Handy Rust Macros

I’ve been writing some Rust lately and have been surprised at the dearth of examples that show up when I search for what seems obvious. Anyway, I wrote a couple macros that I’ve found very handy. The first seems like it should almost be core:

macro_rules! warn {
    ($fmt:expr) => ((writeln!(io::stderr(), $fmt)).unwrap());
    ($fmt:expr, $($arg:tt)*) => ((writeln!(io::stderr(), $fmt, $($arg)*)).unwrap());
}

// Examples:
warn!("This goes to standard error");
warn!("Connected to host: {}", hostname);

This allows you to trivially write to standard error, and it panics if it fails to write to standard error. If it weren’t for this final detail I’d actually submit it as a pull request for Rust itself.
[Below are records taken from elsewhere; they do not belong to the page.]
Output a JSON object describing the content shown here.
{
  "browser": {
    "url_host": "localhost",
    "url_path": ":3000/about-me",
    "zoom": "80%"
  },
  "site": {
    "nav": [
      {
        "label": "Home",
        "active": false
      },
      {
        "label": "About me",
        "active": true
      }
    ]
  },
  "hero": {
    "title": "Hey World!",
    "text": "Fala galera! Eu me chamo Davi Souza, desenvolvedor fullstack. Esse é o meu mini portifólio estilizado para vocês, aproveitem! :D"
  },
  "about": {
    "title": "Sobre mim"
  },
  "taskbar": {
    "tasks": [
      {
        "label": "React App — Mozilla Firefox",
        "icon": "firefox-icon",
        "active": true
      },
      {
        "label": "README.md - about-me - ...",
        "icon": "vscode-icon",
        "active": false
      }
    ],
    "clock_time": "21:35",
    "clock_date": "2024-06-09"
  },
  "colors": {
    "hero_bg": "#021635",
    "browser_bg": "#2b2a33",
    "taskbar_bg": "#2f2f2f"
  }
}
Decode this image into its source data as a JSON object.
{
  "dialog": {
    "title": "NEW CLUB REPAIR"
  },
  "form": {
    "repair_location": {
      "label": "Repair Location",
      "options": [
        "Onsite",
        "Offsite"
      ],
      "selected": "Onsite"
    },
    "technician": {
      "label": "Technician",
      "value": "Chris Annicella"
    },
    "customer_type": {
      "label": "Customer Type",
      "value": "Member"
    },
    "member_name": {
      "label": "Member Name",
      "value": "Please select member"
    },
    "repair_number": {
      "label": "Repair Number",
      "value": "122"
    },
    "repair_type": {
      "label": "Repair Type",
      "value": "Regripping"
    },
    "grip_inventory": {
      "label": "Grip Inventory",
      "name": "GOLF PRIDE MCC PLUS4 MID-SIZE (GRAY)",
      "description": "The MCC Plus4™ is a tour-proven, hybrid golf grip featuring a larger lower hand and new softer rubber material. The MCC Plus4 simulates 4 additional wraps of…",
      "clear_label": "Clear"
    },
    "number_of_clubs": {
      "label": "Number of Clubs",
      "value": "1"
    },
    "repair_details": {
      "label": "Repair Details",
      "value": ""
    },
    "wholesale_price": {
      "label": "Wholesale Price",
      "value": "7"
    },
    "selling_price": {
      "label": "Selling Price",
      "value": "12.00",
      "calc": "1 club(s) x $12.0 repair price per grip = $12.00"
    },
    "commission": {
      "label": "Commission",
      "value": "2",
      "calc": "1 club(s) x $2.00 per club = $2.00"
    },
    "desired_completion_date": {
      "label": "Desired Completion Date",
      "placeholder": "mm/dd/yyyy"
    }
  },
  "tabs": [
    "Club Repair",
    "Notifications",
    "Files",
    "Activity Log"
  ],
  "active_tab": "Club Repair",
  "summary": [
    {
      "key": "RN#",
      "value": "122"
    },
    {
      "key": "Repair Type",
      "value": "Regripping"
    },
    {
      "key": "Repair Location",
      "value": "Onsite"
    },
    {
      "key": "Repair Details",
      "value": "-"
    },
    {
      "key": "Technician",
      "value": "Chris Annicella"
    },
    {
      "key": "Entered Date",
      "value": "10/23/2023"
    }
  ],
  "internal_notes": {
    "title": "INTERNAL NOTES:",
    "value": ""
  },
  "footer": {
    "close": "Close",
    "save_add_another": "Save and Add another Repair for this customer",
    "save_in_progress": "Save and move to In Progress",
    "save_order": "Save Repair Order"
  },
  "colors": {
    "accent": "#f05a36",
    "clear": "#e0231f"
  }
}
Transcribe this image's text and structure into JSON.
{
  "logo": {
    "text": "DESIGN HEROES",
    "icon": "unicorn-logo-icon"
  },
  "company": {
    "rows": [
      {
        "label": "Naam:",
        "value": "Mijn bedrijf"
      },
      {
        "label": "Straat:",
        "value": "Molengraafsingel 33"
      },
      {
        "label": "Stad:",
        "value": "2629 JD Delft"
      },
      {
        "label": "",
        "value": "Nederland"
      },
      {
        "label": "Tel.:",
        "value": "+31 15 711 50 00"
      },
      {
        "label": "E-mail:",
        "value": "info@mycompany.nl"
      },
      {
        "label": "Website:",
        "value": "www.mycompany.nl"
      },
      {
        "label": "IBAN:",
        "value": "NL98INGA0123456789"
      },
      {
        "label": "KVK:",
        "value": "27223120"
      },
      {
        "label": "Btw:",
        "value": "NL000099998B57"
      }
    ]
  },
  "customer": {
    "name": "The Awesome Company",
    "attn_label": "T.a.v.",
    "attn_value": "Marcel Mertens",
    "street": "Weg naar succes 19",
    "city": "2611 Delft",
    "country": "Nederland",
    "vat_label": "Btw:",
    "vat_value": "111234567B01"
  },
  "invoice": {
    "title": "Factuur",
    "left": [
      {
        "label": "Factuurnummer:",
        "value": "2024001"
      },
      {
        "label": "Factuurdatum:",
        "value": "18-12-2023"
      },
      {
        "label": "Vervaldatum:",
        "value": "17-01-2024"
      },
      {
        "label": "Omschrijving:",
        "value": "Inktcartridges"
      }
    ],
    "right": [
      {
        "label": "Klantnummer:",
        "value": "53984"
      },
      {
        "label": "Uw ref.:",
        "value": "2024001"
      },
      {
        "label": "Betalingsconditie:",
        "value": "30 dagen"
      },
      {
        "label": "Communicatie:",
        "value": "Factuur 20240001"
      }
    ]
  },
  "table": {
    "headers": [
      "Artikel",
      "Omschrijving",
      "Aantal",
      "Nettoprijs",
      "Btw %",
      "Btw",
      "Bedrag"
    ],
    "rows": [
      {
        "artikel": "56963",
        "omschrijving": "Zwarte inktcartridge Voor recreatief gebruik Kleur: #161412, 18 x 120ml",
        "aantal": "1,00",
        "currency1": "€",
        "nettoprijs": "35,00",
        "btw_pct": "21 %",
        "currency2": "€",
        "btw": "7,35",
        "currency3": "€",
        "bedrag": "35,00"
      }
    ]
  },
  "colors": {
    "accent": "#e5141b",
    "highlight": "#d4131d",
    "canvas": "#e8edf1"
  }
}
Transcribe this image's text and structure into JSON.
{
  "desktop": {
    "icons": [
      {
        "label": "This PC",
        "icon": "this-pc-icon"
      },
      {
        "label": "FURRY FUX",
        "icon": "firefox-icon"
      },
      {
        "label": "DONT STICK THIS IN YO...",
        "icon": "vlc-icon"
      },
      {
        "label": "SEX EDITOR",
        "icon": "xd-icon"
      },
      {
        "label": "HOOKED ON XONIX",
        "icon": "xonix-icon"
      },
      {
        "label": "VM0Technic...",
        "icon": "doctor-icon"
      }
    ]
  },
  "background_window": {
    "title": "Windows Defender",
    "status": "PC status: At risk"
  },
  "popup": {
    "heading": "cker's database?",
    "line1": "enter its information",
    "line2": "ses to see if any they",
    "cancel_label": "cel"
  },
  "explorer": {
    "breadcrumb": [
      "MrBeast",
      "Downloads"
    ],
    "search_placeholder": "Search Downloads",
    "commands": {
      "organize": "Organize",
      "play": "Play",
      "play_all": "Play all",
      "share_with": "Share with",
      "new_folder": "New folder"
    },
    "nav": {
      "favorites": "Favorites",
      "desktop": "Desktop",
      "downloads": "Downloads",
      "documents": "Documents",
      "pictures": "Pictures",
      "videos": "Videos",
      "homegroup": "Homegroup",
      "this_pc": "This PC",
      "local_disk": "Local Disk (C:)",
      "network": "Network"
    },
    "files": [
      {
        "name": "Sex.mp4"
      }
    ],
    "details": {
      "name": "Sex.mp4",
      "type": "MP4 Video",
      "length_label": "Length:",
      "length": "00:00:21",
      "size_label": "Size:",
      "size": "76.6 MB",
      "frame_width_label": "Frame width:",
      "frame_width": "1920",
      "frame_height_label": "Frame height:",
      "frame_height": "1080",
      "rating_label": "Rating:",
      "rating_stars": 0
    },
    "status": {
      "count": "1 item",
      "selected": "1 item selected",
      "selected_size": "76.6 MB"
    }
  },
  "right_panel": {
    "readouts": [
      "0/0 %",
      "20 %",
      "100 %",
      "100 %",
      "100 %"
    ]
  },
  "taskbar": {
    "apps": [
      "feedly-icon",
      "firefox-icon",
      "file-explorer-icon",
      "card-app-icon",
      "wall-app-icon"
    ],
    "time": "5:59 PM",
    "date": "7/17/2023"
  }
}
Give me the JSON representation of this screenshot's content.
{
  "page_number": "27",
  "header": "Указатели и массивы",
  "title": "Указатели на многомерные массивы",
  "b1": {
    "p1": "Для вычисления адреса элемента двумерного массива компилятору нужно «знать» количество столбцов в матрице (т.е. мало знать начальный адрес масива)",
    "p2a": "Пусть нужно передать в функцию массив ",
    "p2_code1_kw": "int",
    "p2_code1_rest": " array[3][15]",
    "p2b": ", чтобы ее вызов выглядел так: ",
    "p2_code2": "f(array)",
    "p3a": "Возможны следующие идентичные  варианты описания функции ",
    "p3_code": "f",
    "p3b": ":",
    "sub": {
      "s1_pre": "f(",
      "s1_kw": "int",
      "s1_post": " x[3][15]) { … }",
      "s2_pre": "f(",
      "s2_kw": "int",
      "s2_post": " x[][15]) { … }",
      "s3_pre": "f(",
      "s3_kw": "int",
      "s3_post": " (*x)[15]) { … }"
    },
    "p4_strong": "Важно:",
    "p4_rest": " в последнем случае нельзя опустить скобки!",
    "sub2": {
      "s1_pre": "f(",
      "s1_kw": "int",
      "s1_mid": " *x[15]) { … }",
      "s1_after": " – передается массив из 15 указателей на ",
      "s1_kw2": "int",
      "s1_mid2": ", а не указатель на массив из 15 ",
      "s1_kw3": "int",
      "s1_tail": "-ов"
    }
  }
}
For my code, being able to print to the standard filehandles is critical, so crashing if STDERR is closed makes sense, but there are many situations where that is not reasonable.

The next example is the more interesting one, a macro that uses an environment variable at compile time to modify what it does:

macro_rules! debug {
    ($fmt:expr) => (
        match option_env!("HTTPD_DEBUG") {
            None => (),
            Some(_) => warn!($fmt),
        }
    );
    ($fmt:expr, $($arg:tt)*) => (
        match option_env!("HTTPD_DEBUG") {
            None => (),
            Some(_) => warn!($fmt, $($arg)*),
        }
    );
}

// Examples:
debug!("This goes to standard error");
debug!("Connected to host: {}", hostname);

debug! works just like warn!, but if the HTTPD_DEBUG environment variable is unset at compile time it is as if nothing was even written. Sorta handy, but what’s more important is the general pattern.

I hope to be blogging more about Rust in the future. I hope this helps!